Unhappily the same old, same old tempos on the various songs resulted in a lack of drive or excitement. For the most part the driving rock and roll element was lacking. None of it made one want to get up and dance, at least not until the last four or five songs of the set.  During mid-set a couple of songs, like “Kathleen” were elevated by Simon Orange’s surging Hammond B3 style jams that for a minute or two made one believe that soul rock was alive and well in De Waal Park.

“Bernadette” from the second All Night Radio album, The Killing Floor, was the first up-tempo highlight of the set, mostly because it is based around the Bo Diddley riff that can hardly fail to excite. The absence of Rob Nagel from most of the material, given that he was probably never a Big Sky member, also diluted the excitement.

Nagel stepped back into the spotlight for “Seaside Love”, the first All Night Radio song to receive airplay on Radio 5 and to become a minor hit. As was the case back in 1986, the live rendition of this very slight song made it sound far better than it did on vinyl.  From here on in, anyway, and with Nagel remaining on stage, the tempo increased and the band started rocking. “Prisoners of Rock and Roll”, a cliché if I've ever heard one, really kicked out the jams. When Louw just had to shout in tune, as with “Prisoners of Rock and Roll,” the performance gained power.

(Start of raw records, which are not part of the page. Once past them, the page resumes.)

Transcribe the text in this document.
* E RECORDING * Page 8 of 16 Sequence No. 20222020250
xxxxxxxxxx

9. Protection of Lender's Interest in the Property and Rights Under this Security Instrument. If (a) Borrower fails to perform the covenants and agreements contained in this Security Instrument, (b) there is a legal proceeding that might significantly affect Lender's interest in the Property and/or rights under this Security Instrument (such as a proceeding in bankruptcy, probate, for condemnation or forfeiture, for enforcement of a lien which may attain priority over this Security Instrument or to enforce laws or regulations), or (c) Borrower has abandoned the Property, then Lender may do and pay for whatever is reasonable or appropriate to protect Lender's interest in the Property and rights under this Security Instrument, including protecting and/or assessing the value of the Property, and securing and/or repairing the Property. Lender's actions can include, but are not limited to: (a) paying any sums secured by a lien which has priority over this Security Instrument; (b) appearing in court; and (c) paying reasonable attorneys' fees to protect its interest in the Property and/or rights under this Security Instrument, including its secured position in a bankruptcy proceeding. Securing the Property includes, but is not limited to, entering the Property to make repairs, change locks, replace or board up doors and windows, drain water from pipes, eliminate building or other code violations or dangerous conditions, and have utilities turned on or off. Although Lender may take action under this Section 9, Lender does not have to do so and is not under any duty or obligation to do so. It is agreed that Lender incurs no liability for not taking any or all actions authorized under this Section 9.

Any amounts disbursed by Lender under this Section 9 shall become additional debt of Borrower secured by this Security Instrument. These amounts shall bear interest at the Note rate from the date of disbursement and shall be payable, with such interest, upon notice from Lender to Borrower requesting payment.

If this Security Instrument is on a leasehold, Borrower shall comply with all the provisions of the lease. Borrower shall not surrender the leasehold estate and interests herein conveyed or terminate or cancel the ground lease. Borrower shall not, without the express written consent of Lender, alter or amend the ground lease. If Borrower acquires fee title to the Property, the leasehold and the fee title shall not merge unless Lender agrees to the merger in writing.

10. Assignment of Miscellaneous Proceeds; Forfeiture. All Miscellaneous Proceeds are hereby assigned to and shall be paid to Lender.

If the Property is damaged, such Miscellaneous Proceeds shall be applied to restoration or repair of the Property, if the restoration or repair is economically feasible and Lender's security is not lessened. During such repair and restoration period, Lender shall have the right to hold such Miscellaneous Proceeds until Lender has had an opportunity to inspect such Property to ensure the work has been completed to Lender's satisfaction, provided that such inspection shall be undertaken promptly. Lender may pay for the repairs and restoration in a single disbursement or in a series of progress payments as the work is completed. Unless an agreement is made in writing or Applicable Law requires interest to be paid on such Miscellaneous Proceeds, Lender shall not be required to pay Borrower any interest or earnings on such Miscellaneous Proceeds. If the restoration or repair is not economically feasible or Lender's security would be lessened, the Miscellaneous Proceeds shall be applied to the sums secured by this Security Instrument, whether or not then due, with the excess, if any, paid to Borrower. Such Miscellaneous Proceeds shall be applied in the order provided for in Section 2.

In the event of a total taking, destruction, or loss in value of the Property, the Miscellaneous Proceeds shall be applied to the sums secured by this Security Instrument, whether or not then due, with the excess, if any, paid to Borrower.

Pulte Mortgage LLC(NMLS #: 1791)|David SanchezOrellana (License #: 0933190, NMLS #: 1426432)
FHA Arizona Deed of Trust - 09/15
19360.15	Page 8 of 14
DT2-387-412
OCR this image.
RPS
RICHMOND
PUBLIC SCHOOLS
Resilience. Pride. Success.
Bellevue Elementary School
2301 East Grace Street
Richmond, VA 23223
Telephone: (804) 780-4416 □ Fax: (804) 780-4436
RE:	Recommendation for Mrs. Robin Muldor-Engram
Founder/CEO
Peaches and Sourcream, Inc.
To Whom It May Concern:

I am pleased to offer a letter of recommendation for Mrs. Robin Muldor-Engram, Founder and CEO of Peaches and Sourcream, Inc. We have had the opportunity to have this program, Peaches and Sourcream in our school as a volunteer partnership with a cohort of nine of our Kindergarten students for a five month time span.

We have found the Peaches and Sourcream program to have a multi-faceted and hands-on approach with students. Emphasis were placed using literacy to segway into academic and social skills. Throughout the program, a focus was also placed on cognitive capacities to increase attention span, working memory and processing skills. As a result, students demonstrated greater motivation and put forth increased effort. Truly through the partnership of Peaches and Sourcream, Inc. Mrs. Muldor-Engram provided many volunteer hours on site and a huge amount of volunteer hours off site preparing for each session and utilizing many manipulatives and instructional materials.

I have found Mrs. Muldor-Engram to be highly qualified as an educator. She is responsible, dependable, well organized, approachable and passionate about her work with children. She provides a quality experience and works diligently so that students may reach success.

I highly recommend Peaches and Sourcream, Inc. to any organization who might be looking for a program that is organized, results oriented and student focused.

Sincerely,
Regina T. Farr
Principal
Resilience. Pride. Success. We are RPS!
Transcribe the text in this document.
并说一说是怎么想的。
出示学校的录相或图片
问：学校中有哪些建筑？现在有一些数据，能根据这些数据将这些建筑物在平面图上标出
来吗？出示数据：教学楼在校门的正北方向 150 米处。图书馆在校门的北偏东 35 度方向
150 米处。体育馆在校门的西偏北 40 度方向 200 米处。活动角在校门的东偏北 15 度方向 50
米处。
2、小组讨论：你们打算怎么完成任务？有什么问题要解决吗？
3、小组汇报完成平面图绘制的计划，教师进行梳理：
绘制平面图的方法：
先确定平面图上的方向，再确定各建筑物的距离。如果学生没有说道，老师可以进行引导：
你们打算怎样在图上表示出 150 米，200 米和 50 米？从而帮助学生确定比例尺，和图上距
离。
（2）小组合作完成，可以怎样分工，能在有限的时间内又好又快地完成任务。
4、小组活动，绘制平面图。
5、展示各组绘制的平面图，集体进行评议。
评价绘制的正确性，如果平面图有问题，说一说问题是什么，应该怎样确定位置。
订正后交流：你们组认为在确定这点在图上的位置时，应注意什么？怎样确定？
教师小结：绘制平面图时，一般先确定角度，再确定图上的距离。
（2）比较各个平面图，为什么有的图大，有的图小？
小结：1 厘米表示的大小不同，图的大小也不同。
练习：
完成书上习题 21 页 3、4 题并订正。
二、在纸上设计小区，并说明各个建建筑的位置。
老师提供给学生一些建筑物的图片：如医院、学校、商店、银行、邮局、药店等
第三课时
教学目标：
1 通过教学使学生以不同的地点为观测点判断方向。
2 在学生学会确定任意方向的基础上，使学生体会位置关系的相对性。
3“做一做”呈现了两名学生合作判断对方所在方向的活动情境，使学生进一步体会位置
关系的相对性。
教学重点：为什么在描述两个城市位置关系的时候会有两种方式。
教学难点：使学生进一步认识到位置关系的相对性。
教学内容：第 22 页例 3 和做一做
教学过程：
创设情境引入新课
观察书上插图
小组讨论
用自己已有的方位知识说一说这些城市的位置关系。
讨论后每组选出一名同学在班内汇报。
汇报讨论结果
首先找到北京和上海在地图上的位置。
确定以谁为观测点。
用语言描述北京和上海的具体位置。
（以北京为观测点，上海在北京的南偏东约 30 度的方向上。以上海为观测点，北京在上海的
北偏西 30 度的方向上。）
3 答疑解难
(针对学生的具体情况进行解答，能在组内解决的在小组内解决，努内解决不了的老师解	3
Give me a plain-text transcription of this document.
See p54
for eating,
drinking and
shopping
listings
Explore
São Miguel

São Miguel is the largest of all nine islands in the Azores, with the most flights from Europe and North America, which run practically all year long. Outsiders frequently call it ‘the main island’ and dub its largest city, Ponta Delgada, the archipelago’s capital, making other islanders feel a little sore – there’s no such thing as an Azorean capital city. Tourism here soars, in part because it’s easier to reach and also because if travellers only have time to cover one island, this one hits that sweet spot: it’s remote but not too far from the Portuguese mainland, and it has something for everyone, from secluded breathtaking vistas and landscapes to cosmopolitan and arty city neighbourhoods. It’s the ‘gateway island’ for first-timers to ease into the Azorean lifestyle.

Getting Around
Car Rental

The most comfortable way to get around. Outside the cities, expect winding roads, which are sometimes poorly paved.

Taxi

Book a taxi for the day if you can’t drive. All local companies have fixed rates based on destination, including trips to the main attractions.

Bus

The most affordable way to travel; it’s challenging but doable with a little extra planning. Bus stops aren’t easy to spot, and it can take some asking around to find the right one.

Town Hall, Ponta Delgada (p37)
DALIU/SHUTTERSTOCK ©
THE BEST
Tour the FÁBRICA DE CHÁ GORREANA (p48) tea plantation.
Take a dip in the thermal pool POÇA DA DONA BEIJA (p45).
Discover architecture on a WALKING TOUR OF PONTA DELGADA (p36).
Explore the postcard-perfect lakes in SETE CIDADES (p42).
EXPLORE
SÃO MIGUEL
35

At the end of the main set the band left the stage and was then rather artificially called back for another couple of tunes. Mark Haze, South African Idols winner of a couple years back, and who had performed in a De Waal Park concert late last year, came on stage and sang on “Pink Cadillac” and “Working on the Highway,” two Bruce Springsteen songs that had been staples of the All Night Radio set.  Both are hugely enjoyable songs and were performed with the relish and gusto they deserve.

When I first heard All Night Radio play “Pink Cadillac” I did not know that it was a Springsteen composition and I was mightily impressed with Louw's song writing ability if he could come up with this kind of roots rocker.  Sadly, these tunes really just show up Louw's po faced songs that are often serious yet lack the verve and brio of the Springsteen lyrics and music. 

The final song of the day was a rendition of “John the Revelator” and once again it was a veritable highlight of storming blues based rock. When Steve Louw does not try to sing sensitively and with deep meaning, and basically just shouts out the words, he does have more of a presence and more power as presenter of the tune. There is a fervour and power that is lacking in the songs that are supposedly more tuneful because Louw has a colourless voice that can carry a tune but does not convey emotion.

One could buy Big Sky CDs at the concert.  Neither memories or today's performance induced me to buy more product.  Kudos to Steve Louw for his rock vision and the ambition and drive to realise it. As is the case with Valiant Swart, Louw's career in rock proves the point that one does not need brilliance or specifically great talent to achieve one's goals. One simply needs to do the work, to grind out the necessary moves and to make it happen rather than dreaming about making it happen.

All Night Radio was probably more of a band than a project Louw could control and therefore not the most useful vehicle for his idea of success.  With Big Sky he could call all the shots and could direct the music and the band the way he saw the vision realised. The vision encompassed high production values for his recorded songs and unfortunately this high standard of studio professionalism and audio perfection also killed the spirit of the songs and the performances. Technical ability does not signify or guarantee passion.  High production values and tastefulness signifies a higher degree of achievement to some people. Sophistication has its place, but give me primitive passion and exuberance every time. Primitivism does not equate to “bad” in the same way that technical ability does not equate to “viscerally exciting.”

Steve Louw is a journeyman, a craftsman. He writes workmanlike songs and performs them in a workmanlike fashion. There is no spark of genius here. Just hard graft and attention to detail. I guess that means success in music. It just does not mean that I can have an emotional bond with his music.